Les Montagnes hallucinées : Guillermo del Toro confirme le destin de son adaptation de HP Lovecraft
Guillermo del Toro nous a offert des films d’horreur époustouflants, en prises de vues réelles ou en stop motion. Le réalisateur oscarisé a signé des films comme Nightmare Alley, La Forme de l’eau, Crimson Peak et Pinocchio, et vient de proposer sa propre version du classique de Mary Shelley, Frankenstein, avec Oscar Isaac, Jacob Elordi et bien d’autres, pour Netflix. Mais il a encore des projets non réalisés sur sa liste de choses à faire, dont l’un pourrait ne jamais voir le jour. Del Toro lorgne sur l’adaptation du roman Les Montagnes hallucinées de H.P. Lovecraft depuis longtemps, mais il a récemment révélé que le film était mort et qu’il n’allait pas plus loin.

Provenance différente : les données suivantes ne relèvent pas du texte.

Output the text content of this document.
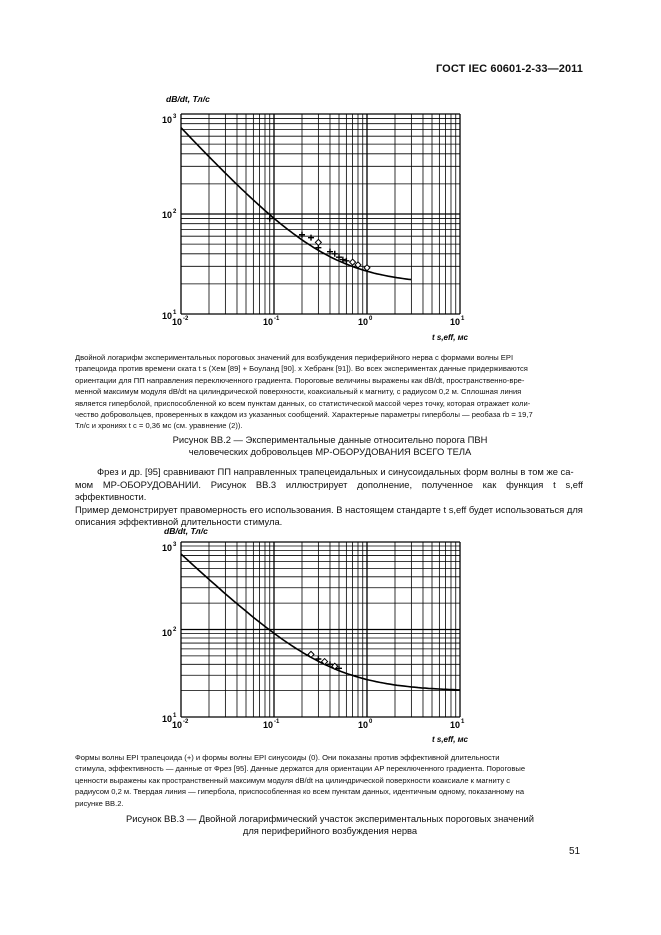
ГОСТ IEC 60601-2-33—2011
dB/dt, Тл/с
10 -2	10 -1	10 0	10 1
10 3
10 2
10 1
t s,eff, мс
Двойной логарифм экспериментальных пороговых значений для возбуждения периферийного нерва с формами волны EPI
трапецоида против времени ската t s (Хем [89] + Боуланд [90]. х Хебранк [91]). Во всех экспериментах данные придерживаются
ориентации для ПП направления переключенного градиента. Пороговые величины выражены как dB/dt, пространственно-вре-
менной максимум модуля dB/dt на цилиндрической поверхности, коаксиальный к магниту, с радиусом 0,2 м. Сплошная линия
является гиперболой, приспособленной ко всем пунктам данных, со статистической массой через точку, которая отражает коли-
чество добровольцев, проверенных в каждом из указанных сообщений. Характерные параметры гиперболы — реобаза rb = 19,7
Тл/с и хрониях t c = 0,36 мс (см. уравнение (2)).
Рисунок ВВ.2 — Экспериментальные данные относительно порога ПВН
человеческих добровольцев МР-ОБОРУДОВАНИЯ ВСЕГО ТЕЛА
Фрез и др. [95] сравнивают ПП направленных трапецеидальных и синусоидальных форм волны в том же са-
мом МР-ОБОРУДОВАНИИ. Рисунок ВВ.3 иллюстрирует дополнение, полученное как функция t s,eff эффективности.
Пример демонстрирует правомерность его использования. В настоящем стандарте t s,eff будет использоваться для
описания эффективной длительности стимула.
dB/dt, Тл/с
10 -2	10 -1	10 0	10 1
10 3
10 2
10 1
t s,eff, мс
Формы волны EPI трапецоида (+) и формы волны EPI синусоиды (0). Они показаны против эффективной длительности
стимула, эффективность — данные от Фрез [95]. Данные держатся для ориентации AP переключенного градиента. Пороговые
ценности выражены как пространственный максимум модуля dB/dt на цилиндрической поверхности коаксиале к магниту с
радиусом 0,2 м. Твердая линия — гипербола, приспособленная ко всем пунктам данных, идентичным одному, показанному на
рисунке ВВ.2.
Рисунок ВВ.3 — Двойной логарифмический участок экспериментальных пороговых значений
для периферийного возбуждения нерва
51
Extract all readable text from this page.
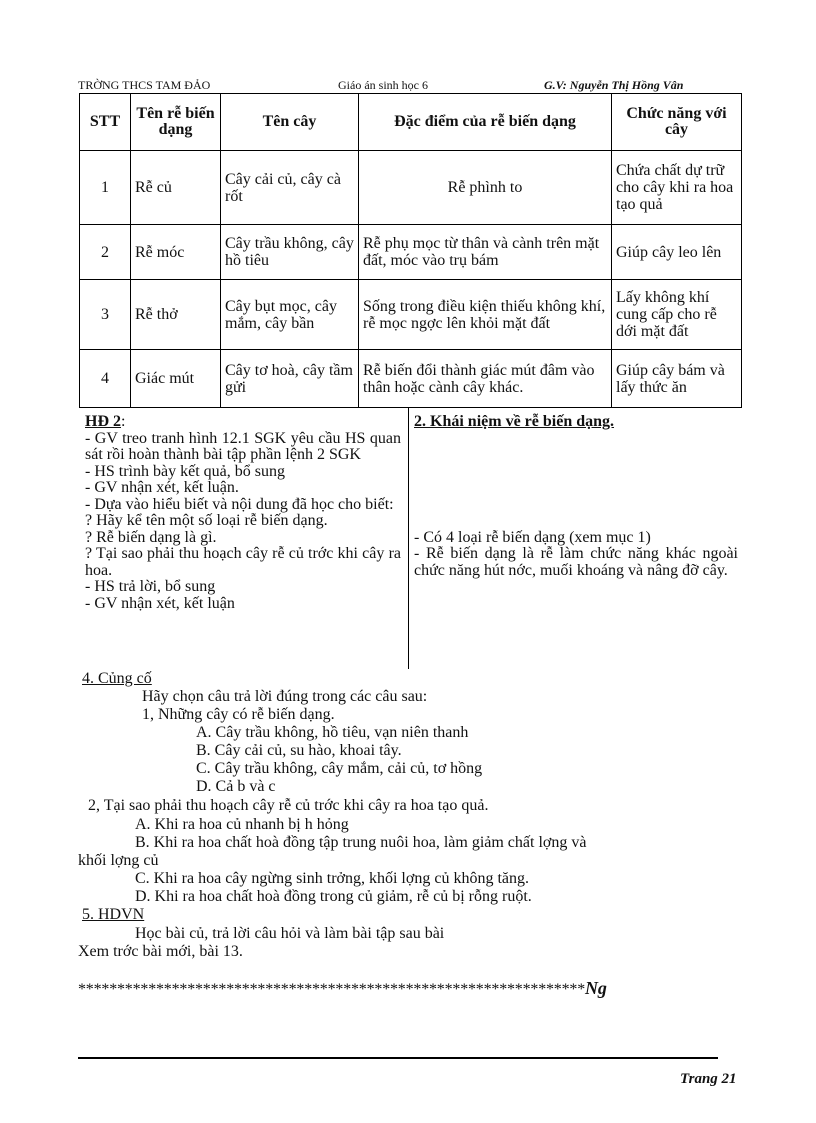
TRỜNG THCS TAM ĐẢO	Giáo án sinh học 6	G.V: Nguyễn Thị Hồng Vân
STT	Tên rễ biến dạng	Tên cây	Đặc điểm của rễ biến dạng	Chức năng với cây
1	Rễ củ	Cây cải củ, cây cà rốt	Rễ phình to	Chứa chất dự trữ cho cây khi ra hoa tạo quả
2	Rễ móc	Cây trầu không, cây hồ tiêu	Rễ phụ mọc từ thân và cành trên mặt đất, móc vào trụ bám	Giúp cây leo lên
3	Rễ thở	Cây bụt mọc, cây mắm, cây bần	Sống trong điều kiện thiếu không khí, rễ mọc ngợc lên khỏi mặt đất	Lấy không khí cung cấp cho rễ dới mặt đất
4	Giác mút	Cây tơ hoà, cây tầm gửi	Rễ biến đổi thành giác mút đâm vào thân hoặc cành cây khác.	Giúp cây bám và lấy thức ăn
HĐ 2:
- GV treo tranh hình 12.1 SGK yêu cầu HS quan sát rồi hoàn thành bài tập phần lệnh 2 SGK
- HS trình bày kết quả, bổ sung
- GV nhận xét, kết luận.
- Dựa vào hiểu biết và nội dung đã học cho biết:
? Hãy kể tên một số loại rễ biến dạng.
? Rễ biến dạng là gì.
? Tại sao phải thu hoạch cây rễ củ trớc khi cây ra hoa.
- HS trả lời, bổ sung
- GV nhận xét, kết luận
2. Khái niệm về rễ biến dạng.
- Có 4 loại rễ biến dạng (xem mục 1)
- Rễ biến dạng là rễ làm chức năng khác ngoài chức năng hút nớc, muối khoáng và nâng đỡ cây.
4. Củng cố
Hãy chọn câu trả lời đúng trong các câu sau:
1, Những cây có rễ biến dạng.
A. Cây trầu không, hồ tiêu, vạn niên thanh
B. Cây cải củ, su hào, khoai tây.
C. Cây trầu không, cây mắm, cải củ, tơ hồng
D. Cả b và c
2, Tại sao phải thu hoạch cây rễ củ trớc khi cây ra hoa tạo quả.
A. Khi ra hoa củ nhanh bị h hỏng
B. Khi ra hoa chất hoà đồng tập trung nuôi hoa, làm giảm chất lợng và
khối lợng củ
C. Khi ra hoa cây ngừng sinh trởng, khối lợng củ không tăng.
D. Khi ra hoa chất hoà đồng trong củ giảm, rễ củ bị rỗng ruột.
5. HDVN
Học bài củ, trả lời câu hỏi và làm bài tập sau bài
Xem trớc bài mới, bài 13.
*****************************************************************Ng
Trang 21
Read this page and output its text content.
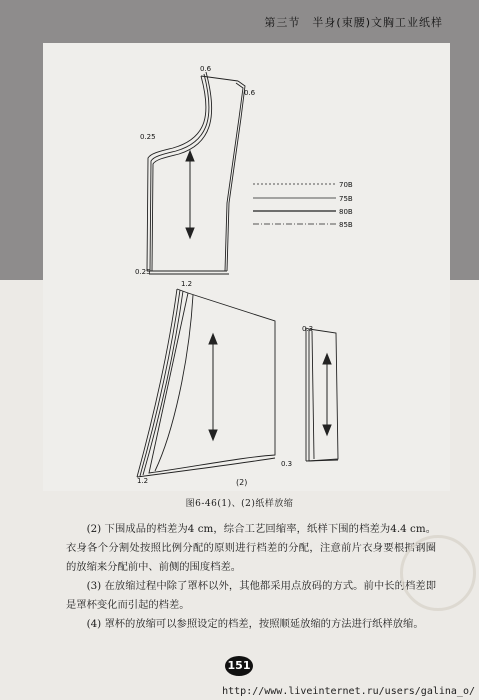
第三节　半身(束腰)文胸工业纸样
0.6
0.6
0.25
0.25
70B
75B
80B
85B
1.2
1.2
0.3
0.3
(2)
图6-46(1)、(2)纸样放缩

(2) 下围成品的档差为4 cm，综合工艺回缩率，纸样下围的档差为4.4 cm。衣身各个分割处按照比例分配的原则进行档差的分配，注意前片衣身要根据钢圈的放缩来分配前中、前侧的围度档差。

(3) 在放缩过程中除了罩杯以外，其他都采用点放码的方式。前中长的档差即是罩杯变化而引起的档差。

(4) 罩杯的放缩可以参照设定的档差，按照顺延放缩的方法进行纸样放缩。

151
http://www.liveinternet.ru/users/galina_o/
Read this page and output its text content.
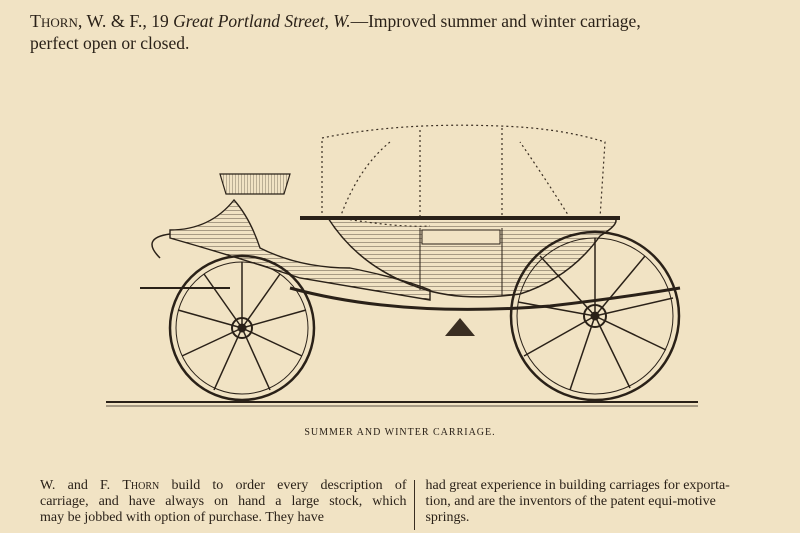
Thorn, W. & F., 19 Great Portland Street, W.—Improved summer and winter carriage,
perfect open or closed.
SUMMER AND WINTER CARRIAGE.
W. and F. Thorn build to order every description of
carriage, and have always on hand a large stock, which
may be jobbed with option of purchase. They have
had great experience in building carriages for exporta-
tion, and are the inventors of the patent equi-motive
springs.
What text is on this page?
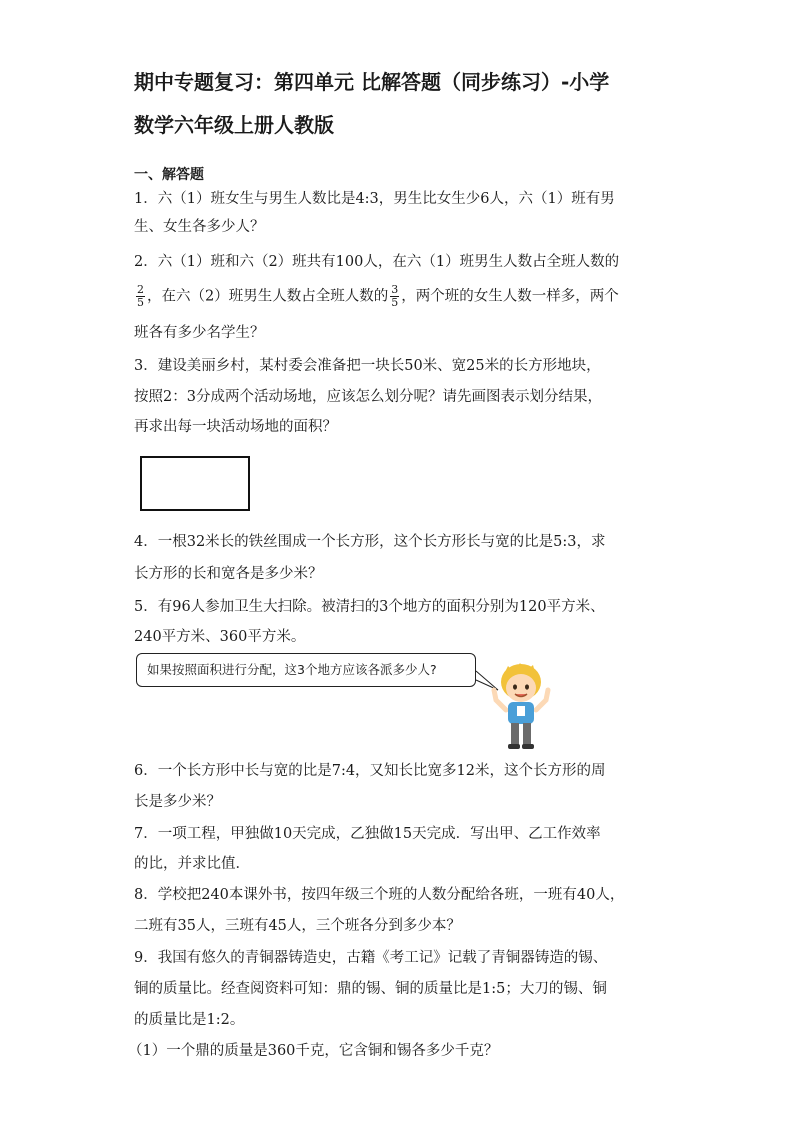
期中专题复习：第四单元 比解答题（同步练习）-小学
数学六年级上册人教版
一、解答题
1．六（1）班女生与男生人数比是4:3，男生比女生少6人，六（1）班有男
生、女生各多少人？
2．六（1）班和六（2）班共有100人，在六（1）班男生人数占全班人数的
$\frac{2}{5}$ ，在六（2）班男生人数占全班人数的 $\frac{3}{5}$ ，两个班的女生人数一样多，两个
班各有多少名学生？
3．建设美丽乡村，某村委会准备把一块长50米、宽25米的长方形地块，
按照2：3分成两个活动场地，应该怎么划分呢？请先画图表示划分结果，
再求出每一块活动场地的面积？
4．一根32米长的铁丝围成一个长方形，这个长方形长与宽的比是5:3，求
长方形的长和宽各是多少米？
5．有96人参加卫生大扫除。被清扫的3个地方的面积分别为120平方米、
240平方米、360平方米。
如果按照面积进行分配，这3个地方应该各派多少人?
6．一个长方形中长与宽的比是7:4，又知长比宽多12米，这个长方形的周
长是多少米？
7．一项工程，甲独做10天完成，乙独做15天完成．写出甲、乙工作效率
的比，并求比值．
8．学校把240本课外书，按四年级三个班的人数分配给各班，一班有40人，
二班有35人，三班有45人，三个班各分到多少本？
9．我国有悠久的青铜器铸造史，古籍《考工记》记载了青铜器铸造的锡、
铜的质量比。经查阅资料可知：鼎的锡、铜的质量比是1:5；大刀的锡、铜
的质量比是1:2。
（1）一个鼎的质量是360千克，它含铜和锡各多少千克？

Interrogé lors d’une nouvelle interview sur la résurgence de son projet passionnel après Frankenstein, le réalisateur a déclaré :
Je ne pense pas, je l’espère.
Ça dépend, c’est un gros film. C’est un film compliqué à tourner. Il est interdit aux moins de 18 ans. Donc je ne pense pas que les gens se bousculent pour le faire.
Les Montagnes hallucinées regorge de créatures lovecraftiennes et d’une civilisation perdue dans le temps. Donner vie à ce film en format interdit aux moins de 18 ans n’est pas chose aisée.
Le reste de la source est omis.